I shall concentrate most of my remarks on the more preventable aspects of liver disease. There are three main causes of the preventable type: alcohol, obesity and viral hepatitis. The hon. Gentleman rightly spent much time talking about hepatitis and the incidence of it. He was right to point out that, worldwide, the prevalence of hepatitis B and C in relation to mortality is on the same scale as HIV/AIDS, tuberculosis and malaria. Those working in the TB or malaria field feel that they play second fiddle to the HIV/AIDS debate,
but nobody ever mentions liver disease in the same context. There seems to be no political interest in the subject. I do not know whether that is because there is a lack of an effective lobby group or if it is because we do not see large-scale pictures on our TVs of people dying. Perhaps there is a stigma about liver disease, because it is often associated with alcohol abuse. Nevertheless, the issue is something that we need to tackle.
Sandra Gidley: Thank you, Mr. Jones. Governments are being asked to sign up to something called 12 asks by 2012, to recognise the impact of the disease and to commit to adopting measures that address the problem from a public health perspective. The UK Government have not yet signed up. Will the Minister tell us when they are likely to do so?

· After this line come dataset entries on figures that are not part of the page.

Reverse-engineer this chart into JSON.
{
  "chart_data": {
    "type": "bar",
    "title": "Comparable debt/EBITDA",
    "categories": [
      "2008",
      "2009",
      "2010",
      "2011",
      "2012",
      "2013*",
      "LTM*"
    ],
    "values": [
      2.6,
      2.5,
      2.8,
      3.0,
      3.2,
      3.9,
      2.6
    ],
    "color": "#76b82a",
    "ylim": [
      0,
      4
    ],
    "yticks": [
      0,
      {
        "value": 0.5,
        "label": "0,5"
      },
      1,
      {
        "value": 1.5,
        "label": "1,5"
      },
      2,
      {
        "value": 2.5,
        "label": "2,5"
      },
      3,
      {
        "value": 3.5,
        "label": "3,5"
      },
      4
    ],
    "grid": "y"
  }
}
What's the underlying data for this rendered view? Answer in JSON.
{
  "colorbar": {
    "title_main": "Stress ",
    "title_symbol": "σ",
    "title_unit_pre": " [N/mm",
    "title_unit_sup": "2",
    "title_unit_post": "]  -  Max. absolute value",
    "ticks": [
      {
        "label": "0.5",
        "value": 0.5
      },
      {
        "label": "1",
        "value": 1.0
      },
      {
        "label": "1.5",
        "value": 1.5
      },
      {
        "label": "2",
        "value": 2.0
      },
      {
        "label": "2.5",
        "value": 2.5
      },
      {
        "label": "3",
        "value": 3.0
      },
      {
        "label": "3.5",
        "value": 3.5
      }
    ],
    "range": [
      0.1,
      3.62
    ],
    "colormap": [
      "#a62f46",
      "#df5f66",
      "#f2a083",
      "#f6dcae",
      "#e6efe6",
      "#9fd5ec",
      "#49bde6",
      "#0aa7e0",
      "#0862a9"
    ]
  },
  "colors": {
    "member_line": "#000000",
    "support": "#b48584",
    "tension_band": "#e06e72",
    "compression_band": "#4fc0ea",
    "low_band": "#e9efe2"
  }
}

Despite the action plan on hepatitis C, diagnosis is often delayed. A common problem is that GPs know little about the disease and are poor at diagnosing it. That is probably compounded by the fact that there is a lack of specialist nurses to deal with the condition. The hon. Member for Bolton, South-East mentioned the survey conducted by the all-party group. I will not go into the full details of that, but I am pleased to see that some progress is being made. The most telling fact is that two-thirds of primary care trusts are still falling short on some aspects of provision. Steps to improve hepatitis C prevention, diagnosis and treatment must be a higher priority if we are to tackle the problem successfully.
There are some quite simple things that we could do. None of them on its own will make the problem go away or reduce it dramatically, but they could be useful. One suggestion is that we could test in prisons, because 9 per cent. of prisoners test positive for hepatitis C and 8 per cent. test positive for hepatitis B. If those people can be treated or made aware of their condition, we may be able to do something to reduce future transmission.
The hon. Gentleman mentioned drug usage. Again, there seems to be little effort to work directly with drug users on testing to see whether something can be done. I acknowledge that this is a difficult group to work with, but there are people with expertise in working with drug users who could get the message across to some of them.
I wholeheartedly support the sentiments that have been expressed about increasing the number of organs for donation. I say that not only in relation to liver disease, although liver transplants are a classic example of a procedure that has been shown to work; recipients have gone on to have many years of happy and productive life. Yes, the subject is controversial, but the House has shown in recent days that it does not shy away from tackling difficult issues. Personally, I would prefer an opt-out system, but I appreciate that not everybody shares my view. The comments made about ethnic minority communities were very interesting, because we must work with all sectors of society if we are to benefit them.